🦜️🔗 LangChain Databricks
This repository provides LangChain components to connect your LangChain application with various Databricks services.
Features
- 🤖 LLMs: The
ChatDatabricks
component allows you to access chat endpoints hosted on Databricks Model Serving, including state-of-the-art models such as Llama3, Mixtral, and DBRX, as well as your own fine-tuned models. - 📐 Vector Store: Databricks Vector Search is a serverless similarity search engine that allows you to store a vector representation of your data, including metadata, in a vector database. With Vector Search, you can create auto-updating vector search indexes from Delta tables managed by Unity Catalog and query them with a simple API to return the most similar vectors.

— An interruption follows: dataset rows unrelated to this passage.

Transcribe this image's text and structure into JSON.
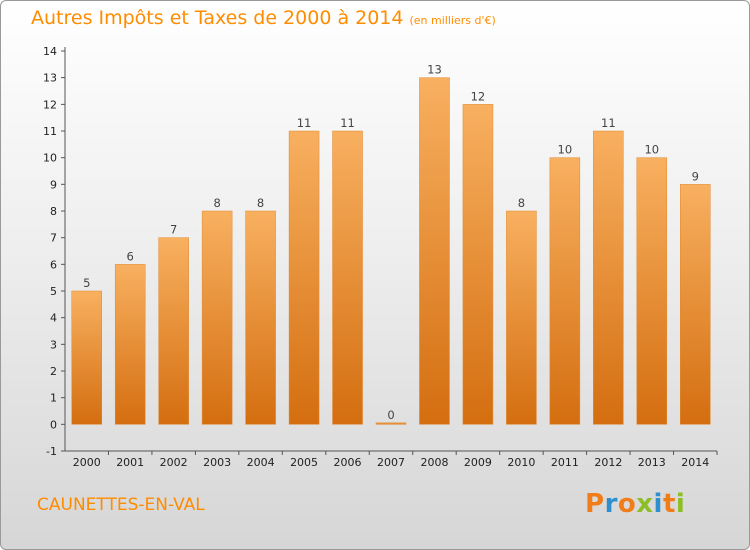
{
  "title": "Autres Impôts et Taxes de 2000 à 2014",
  "subtitle": "(en milliers d'€)",
  "commune": "CAUNETTES-EN-VAL",
  "logo": {
    "letters": [
      "P",
      "r",
      "o",
      "x",
      "i",
      "t",
      "i"
    ],
    "colors": [
      "#f07d1a",
      "#2e8fcf",
      "#f07d1a",
      "#8cbf26",
      "#2e8fcf",
      "#f07d1a",
      "#8cbf26"
    ]
  },
  "colors": {
    "accent": "#ff8c00",
    "bar_top": "#f8b060",
    "bar_bottom": "#d46e10"
  },
  "chart_data": {
    "type": "bar",
    "title": "Autres Impôts et Taxes de 2000 à 2014",
    "subtitle": "(en milliers d'€)",
    "categories": [
      "2000",
      "2001",
      "2002",
      "2003",
      "2004",
      "2005",
      "2006",
      "2007",
      "2008",
      "2009",
      "2010",
      "2011",
      "2012",
      "2013",
      "2014"
    ],
    "values": [
      5,
      6,
      7,
      8,
      8,
      11,
      11,
      0,
      13,
      12,
      8,
      10,
      11,
      10,
      9
    ],
    "ylim": [
      -1,
      14
    ],
    "yticks": [
      "-1",
      "0",
      "1",
      "2",
      "3",
      "4",
      "5",
      "6",
      "7",
      "8",
      "9",
      "10",
      "11",
      "12",
      "13",
      "14"
    ],
    "grid": false,
    "legend": "none"
  }
}
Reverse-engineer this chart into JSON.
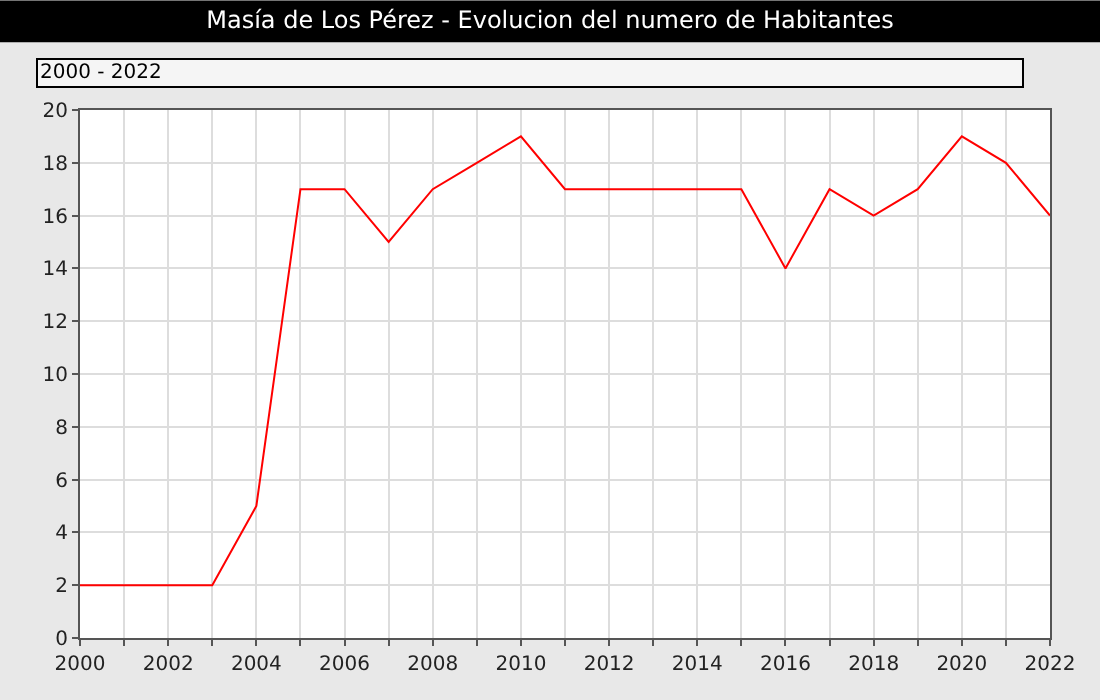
{
  "chart_data": {
    "type": "line",
    "title": "Masía de Los Pérez - Evolucion del numero de Habitantes",
    "annotations": [
      "2000 - 2022"
    ],
    "x": [
      2000,
      2001,
      2002,
      2003,
      2004,
      2005,
      2006,
      2007,
      2008,
      2009,
      2010,
      2011,
      2012,
      2013,
      2014,
      2015,
      2016,
      2017,
      2018,
      2019,
      2020,
      2021,
      2022
    ],
    "series": [
      {
        "color": "#ff0000",
        "values": [
          2,
          2,
          2,
          2,
          5,
          17,
          17,
          15,
          17,
          18,
          19,
          17,
          17,
          17,
          17,
          17,
          14,
          17,
          16,
          17,
          19,
          18,
          16
        ]
      }
    ],
    "xlim": [
      2000,
      2022
    ],
    "xticks": [
      2000,
      {
        "value": 2001,
        "label": null
      },
      2002,
      {
        "value": 2003,
        "label": null
      },
      2004,
      {
        "value": 2005,
        "label": null
      },
      2006,
      {
        "value": 2007,
        "label": null
      },
      2008,
      {
        "value": 2009,
        "label": null
      },
      2010,
      {
        "value": 2011,
        "label": null
      },
      2012,
      {
        "value": 2013,
        "label": null
      },
      2014,
      {
        "value": 2015,
        "label": null
      },
      2016,
      {
        "value": 2017,
        "label": null
      },
      2018,
      {
        "value": 2019,
        "label": null
      },
      2020,
      {
        "value": 2021,
        "label": null
      },
      2022
    ],
    "ylim": [
      0,
      20
    ],
    "yticks": [
      0,
      2,
      4,
      6,
      8,
      10,
      12,
      14,
      16,
      18,
      20
    ],
    "grid": true,
    "marker": "none",
    "line_style": "solid"
  }
}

- 🔢 Embeddings: Provides components for working with embedding models hosted on Databricks Model Serving.
- 📊 MLflow Integration: LangChain Databricks components is fully integrated with MLflow, providing various LLMOps capabilities such as experiment tracking, dependency management, evaluation, and tracing (observability).
Note: This repository will replace all Databricks integrations currently present in the langchain-community
package. Users are encouraged to migrate to this repository as soon as possible.
Installation
You can install the langchain-databricks
package from PyPI.
pip install -U langchain-databricks
If you are using this package outside Databricks workspace, you should configure credentials by setting the following environment variables:
export DATABRICKS_HOSTNAME="https://your-databricks-workspace"
export DATABRICKS_TOKEN="your-personal-access-token"
Instead of personal access token (PAT), you can also use OAuth M2M authentication:
export DATABRICKS_HOSTNAME="https://your-databricks-workspace"
export DATABRICKS_CLIENT_ID="your-service-principle-client-id"
export DATABRICKS_CLIENT_SECRET="your-service-principle-secret"
Chat Models
ChatDatabricks
is a Chat Model class to access chat endpoints hosted on Databricks, including state-of-the-art models such as Llama3, Mixtral, and DBRX, as well as your own fine-tuned models.
from langchain_databricks import ChatDatabricks
chat_model = ChatDatabricks(endpoint="databricks-meta-llama-3-70b-instruct")
chat_model.invoke("Sing a ballad of LangChain.")
See the usage example for more guidance on how to use it within your LangChain application.
Note: The LLM class Databricks still lives in the langchain-community
library. However, this class will be deprecated in the future and it is recommended to use ChatDatabricks
to get the latest features.
Embeddings
DatabricksEmbeddings
is an Embeddings class to access text-embedding endpoints hosted on Databricks, including state-of-the-art models such as BGE, as well as your own fine-tuned models.
from langchain_databricks import DatabricksEmbeddings
embeddings = DatabricksEmbeddings(endpoint="databricks-bge-large-en")
See the usage example for more guidance on how to use it within your LangChain application.
Vector Search
Databricks Vector Search is a serverless similarity search engine that allows you to store a vector representation of your data, including metadata, in a vector database. With Vector Search, you can create auto-updating vector search indexes from Delta tables managed by Unity Catalog and query them with a simple API to return the most similar vectors.
from langchain_databricks.vectorstores import DatabricksVectorSearch
dvs = DatabricksVectorSearch(
index_name="<YOUR_INDEX_NAME>",
text_column="text",
columns=["source"]
)
docs = dvs.similarity_search("What is vector search?")
See the usage example for how to set up vector indices and integrate them with LangChain.